Hoshi Saga is a series of point-and-click Flash puzzle games created by the Japanese video game designer Yoshio Ishii, known as Nekogames. The games focus on the objective of finding a five-pointed star in each level, with each game containing multiple challenges of varying difficulties. They have been noted by various outlets for their unique level design and diverse challenges.

== Gameplay ==
Labeled as point-and-click puzzle games, the Hoshi Saga series involve searching for the star hidden in each stage. Each game consists of a series of levels with vague clues and indications that challenge players to locate the star. The levels range in difficulty as indicated with a star difficulty system, with half a star being the easiest and five stars representing the most difficult. Some levels contain easily obtainable stars that range from seconds to minutes to discover, while other levels may take longer and leave players in confusion. The game's interactivity requires players to use various mouse actions in order to solve several of the puzzles, with some levels resembling "arcade-like mini games" and others requiring players to create a star from the level's pieces. The levels have also been described as akin to vignettes, representing brief concepts and ideas.

== Background ==
The Hoshi Saga games were created by Yoshio Ishii, a Japanese game designer who had published the game under the studio and website name "Nekogames." Ishii had designed games such as Cursor*10 and the Neko series among other games. Despite his work, Ishii's identity remains mostly unknown, with John Walker of Rock Paper Shotgun describing him as an enigma. The first game in the series was released in 2007. Various games were released in the series, including Hoshi Saga 2 and 3, Hoshi Saga Ringo and Hoshi Saga Ringoame. By 2015 there were 12 games in the series, all of which were released for free. The games were created in Adobe Flash.

== Reception ==
Walker reviewed various games in the series throughout 2007 and 2015, praising them for their creativity and rewarding gameplay. He ranked the original game as one of the 25 best puzzle games ever made in a 2015 Rock Paper Shotgun article, stating that the games should serve as inspirations for puzzle designers to create their own interesting puzzle ideas.
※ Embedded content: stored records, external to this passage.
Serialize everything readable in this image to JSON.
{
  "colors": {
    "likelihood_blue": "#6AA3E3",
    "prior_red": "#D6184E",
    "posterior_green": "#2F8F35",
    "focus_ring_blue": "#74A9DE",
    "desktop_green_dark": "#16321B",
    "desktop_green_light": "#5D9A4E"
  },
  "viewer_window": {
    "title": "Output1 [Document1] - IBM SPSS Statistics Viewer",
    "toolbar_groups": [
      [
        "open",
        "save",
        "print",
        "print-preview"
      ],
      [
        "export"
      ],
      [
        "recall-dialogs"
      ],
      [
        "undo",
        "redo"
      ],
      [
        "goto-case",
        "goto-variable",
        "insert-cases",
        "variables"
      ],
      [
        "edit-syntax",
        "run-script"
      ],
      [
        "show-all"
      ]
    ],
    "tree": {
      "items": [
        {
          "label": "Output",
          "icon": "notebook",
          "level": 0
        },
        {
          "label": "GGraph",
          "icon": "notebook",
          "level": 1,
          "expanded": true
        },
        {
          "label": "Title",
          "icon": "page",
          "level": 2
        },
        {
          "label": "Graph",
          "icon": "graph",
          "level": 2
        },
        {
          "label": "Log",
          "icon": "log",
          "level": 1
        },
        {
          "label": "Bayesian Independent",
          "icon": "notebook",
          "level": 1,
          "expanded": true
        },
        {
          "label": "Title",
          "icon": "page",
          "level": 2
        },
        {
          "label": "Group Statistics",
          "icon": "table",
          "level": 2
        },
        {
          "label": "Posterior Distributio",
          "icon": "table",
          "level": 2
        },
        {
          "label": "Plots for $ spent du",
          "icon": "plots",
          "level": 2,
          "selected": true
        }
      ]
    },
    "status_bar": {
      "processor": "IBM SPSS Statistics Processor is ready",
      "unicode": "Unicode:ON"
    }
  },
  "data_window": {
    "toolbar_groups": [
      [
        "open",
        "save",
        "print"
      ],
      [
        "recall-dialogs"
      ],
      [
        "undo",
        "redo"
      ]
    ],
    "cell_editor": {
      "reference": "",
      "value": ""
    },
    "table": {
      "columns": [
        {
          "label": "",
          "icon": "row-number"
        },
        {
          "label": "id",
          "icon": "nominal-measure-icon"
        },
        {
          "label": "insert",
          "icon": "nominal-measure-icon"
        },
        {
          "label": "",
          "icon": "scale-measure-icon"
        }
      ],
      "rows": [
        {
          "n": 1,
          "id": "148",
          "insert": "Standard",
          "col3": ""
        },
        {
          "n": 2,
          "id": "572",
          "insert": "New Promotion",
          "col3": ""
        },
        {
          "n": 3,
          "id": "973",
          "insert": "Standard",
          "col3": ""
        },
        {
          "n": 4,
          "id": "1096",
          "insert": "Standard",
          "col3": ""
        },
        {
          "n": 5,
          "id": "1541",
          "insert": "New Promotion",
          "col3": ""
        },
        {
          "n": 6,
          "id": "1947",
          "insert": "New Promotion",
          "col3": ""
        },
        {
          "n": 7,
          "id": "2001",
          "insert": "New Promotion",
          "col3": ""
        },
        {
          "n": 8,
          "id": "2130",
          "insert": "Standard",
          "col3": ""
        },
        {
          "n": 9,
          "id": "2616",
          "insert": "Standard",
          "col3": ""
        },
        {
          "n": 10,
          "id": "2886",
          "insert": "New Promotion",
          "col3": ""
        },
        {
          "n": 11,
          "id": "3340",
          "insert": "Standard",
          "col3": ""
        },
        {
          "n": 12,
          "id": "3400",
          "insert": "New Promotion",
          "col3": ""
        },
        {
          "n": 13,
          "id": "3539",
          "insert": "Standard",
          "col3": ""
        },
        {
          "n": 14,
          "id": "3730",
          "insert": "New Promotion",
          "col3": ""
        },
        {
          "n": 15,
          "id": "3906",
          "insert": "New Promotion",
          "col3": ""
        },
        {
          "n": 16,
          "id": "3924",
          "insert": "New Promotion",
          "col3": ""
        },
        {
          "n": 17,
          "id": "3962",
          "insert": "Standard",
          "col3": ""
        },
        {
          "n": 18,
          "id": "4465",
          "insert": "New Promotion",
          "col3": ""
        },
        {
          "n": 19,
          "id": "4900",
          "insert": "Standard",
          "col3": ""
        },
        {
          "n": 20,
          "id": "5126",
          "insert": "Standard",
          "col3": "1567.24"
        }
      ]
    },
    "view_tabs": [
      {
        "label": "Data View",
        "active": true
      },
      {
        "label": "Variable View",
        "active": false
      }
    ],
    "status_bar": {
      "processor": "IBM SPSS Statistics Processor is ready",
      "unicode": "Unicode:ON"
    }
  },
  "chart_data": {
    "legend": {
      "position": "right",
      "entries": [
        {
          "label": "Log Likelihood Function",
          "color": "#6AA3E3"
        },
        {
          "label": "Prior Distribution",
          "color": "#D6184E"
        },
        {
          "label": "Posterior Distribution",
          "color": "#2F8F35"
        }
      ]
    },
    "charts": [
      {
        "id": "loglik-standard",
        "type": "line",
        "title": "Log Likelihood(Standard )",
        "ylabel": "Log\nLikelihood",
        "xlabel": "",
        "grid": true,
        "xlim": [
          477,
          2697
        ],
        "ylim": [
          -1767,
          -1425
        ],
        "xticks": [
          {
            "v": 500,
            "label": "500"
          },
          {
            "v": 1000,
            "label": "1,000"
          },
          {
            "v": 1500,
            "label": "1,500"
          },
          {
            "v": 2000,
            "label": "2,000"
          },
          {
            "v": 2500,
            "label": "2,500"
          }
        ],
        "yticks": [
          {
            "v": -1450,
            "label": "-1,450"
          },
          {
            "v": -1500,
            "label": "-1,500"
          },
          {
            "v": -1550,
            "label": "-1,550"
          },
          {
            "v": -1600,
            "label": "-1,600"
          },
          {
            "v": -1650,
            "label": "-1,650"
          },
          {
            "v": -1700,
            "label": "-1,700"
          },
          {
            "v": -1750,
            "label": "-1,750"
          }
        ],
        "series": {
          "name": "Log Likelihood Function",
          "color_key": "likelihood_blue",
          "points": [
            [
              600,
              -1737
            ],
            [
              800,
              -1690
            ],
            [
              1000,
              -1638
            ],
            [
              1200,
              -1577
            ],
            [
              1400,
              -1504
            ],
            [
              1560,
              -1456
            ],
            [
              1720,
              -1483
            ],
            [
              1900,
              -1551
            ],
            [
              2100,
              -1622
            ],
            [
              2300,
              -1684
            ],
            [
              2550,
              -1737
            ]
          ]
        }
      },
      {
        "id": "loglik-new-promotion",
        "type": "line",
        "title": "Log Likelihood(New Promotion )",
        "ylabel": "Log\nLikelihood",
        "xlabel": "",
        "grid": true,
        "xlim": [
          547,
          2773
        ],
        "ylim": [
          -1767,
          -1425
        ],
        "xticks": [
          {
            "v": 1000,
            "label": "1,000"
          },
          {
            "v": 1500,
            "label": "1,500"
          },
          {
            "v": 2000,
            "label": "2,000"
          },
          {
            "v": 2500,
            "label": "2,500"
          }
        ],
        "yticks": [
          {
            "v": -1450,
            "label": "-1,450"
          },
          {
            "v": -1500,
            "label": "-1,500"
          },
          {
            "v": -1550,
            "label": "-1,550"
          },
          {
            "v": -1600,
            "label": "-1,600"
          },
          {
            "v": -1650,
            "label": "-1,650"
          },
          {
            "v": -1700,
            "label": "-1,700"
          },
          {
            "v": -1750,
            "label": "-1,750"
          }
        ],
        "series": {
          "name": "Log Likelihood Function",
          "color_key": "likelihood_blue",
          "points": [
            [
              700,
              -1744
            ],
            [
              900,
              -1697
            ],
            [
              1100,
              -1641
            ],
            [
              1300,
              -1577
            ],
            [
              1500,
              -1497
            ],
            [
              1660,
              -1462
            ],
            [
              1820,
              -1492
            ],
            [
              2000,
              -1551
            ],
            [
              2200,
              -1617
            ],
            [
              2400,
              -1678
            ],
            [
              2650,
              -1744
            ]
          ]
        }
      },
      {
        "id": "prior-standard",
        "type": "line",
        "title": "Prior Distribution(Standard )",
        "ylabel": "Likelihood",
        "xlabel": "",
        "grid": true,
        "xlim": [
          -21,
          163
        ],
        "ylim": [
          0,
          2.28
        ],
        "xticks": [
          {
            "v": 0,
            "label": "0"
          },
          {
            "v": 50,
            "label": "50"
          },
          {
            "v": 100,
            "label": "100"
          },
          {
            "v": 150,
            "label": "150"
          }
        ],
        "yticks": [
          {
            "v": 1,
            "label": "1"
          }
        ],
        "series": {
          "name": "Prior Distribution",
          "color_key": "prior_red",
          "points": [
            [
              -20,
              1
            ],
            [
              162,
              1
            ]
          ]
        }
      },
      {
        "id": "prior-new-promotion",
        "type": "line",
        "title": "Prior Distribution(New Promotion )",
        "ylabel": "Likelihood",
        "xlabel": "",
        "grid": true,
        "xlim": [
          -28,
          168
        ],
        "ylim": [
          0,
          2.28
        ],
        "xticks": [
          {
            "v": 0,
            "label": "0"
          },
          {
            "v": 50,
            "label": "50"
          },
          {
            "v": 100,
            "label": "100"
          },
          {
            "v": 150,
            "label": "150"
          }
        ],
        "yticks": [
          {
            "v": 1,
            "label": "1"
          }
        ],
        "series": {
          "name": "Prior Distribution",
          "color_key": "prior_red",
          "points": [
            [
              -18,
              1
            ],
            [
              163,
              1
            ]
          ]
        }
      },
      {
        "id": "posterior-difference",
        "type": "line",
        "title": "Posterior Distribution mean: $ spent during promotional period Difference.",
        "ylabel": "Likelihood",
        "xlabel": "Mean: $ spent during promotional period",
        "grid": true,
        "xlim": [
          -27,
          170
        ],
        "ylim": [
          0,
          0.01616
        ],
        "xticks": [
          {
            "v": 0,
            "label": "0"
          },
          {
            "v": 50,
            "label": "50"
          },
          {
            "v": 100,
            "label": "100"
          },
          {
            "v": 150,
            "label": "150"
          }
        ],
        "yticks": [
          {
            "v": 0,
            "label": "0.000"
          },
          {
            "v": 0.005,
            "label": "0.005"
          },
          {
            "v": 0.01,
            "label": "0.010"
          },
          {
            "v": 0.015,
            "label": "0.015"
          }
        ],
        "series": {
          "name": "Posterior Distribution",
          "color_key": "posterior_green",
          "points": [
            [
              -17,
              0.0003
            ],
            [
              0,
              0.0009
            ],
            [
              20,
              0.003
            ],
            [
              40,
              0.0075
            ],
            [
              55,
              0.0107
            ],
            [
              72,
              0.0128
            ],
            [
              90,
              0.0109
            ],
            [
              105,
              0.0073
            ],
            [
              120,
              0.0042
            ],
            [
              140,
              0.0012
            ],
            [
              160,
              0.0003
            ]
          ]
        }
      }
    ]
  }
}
Winda Benedetti of Seattle Post-Intelligencer described the games as "devilish" while noting that players will "start to get the hang of it" through sustained play of the levels. James Renovitch of The Austin Chronicle described the task of finding the stars as alternating between easy and hard difficulty, and stated that the levels share "clean design and playful interaction". In a 2010 column from Italian gaming site Multiplayer.it, Simone Tagliaferri and Andrea Rubbini compared Hoshi Saga Ringo to the freeware game ClickPLAY 2. Although observing that the games had similar concepts, the journalists noted Hoshi Saga Ringos uniqueness along with its minimalism and tranquil nature. Hoshi Saga Ringo was later listed in game journalist Michael Rose's 2011 book 250 Indie Games You Must Play.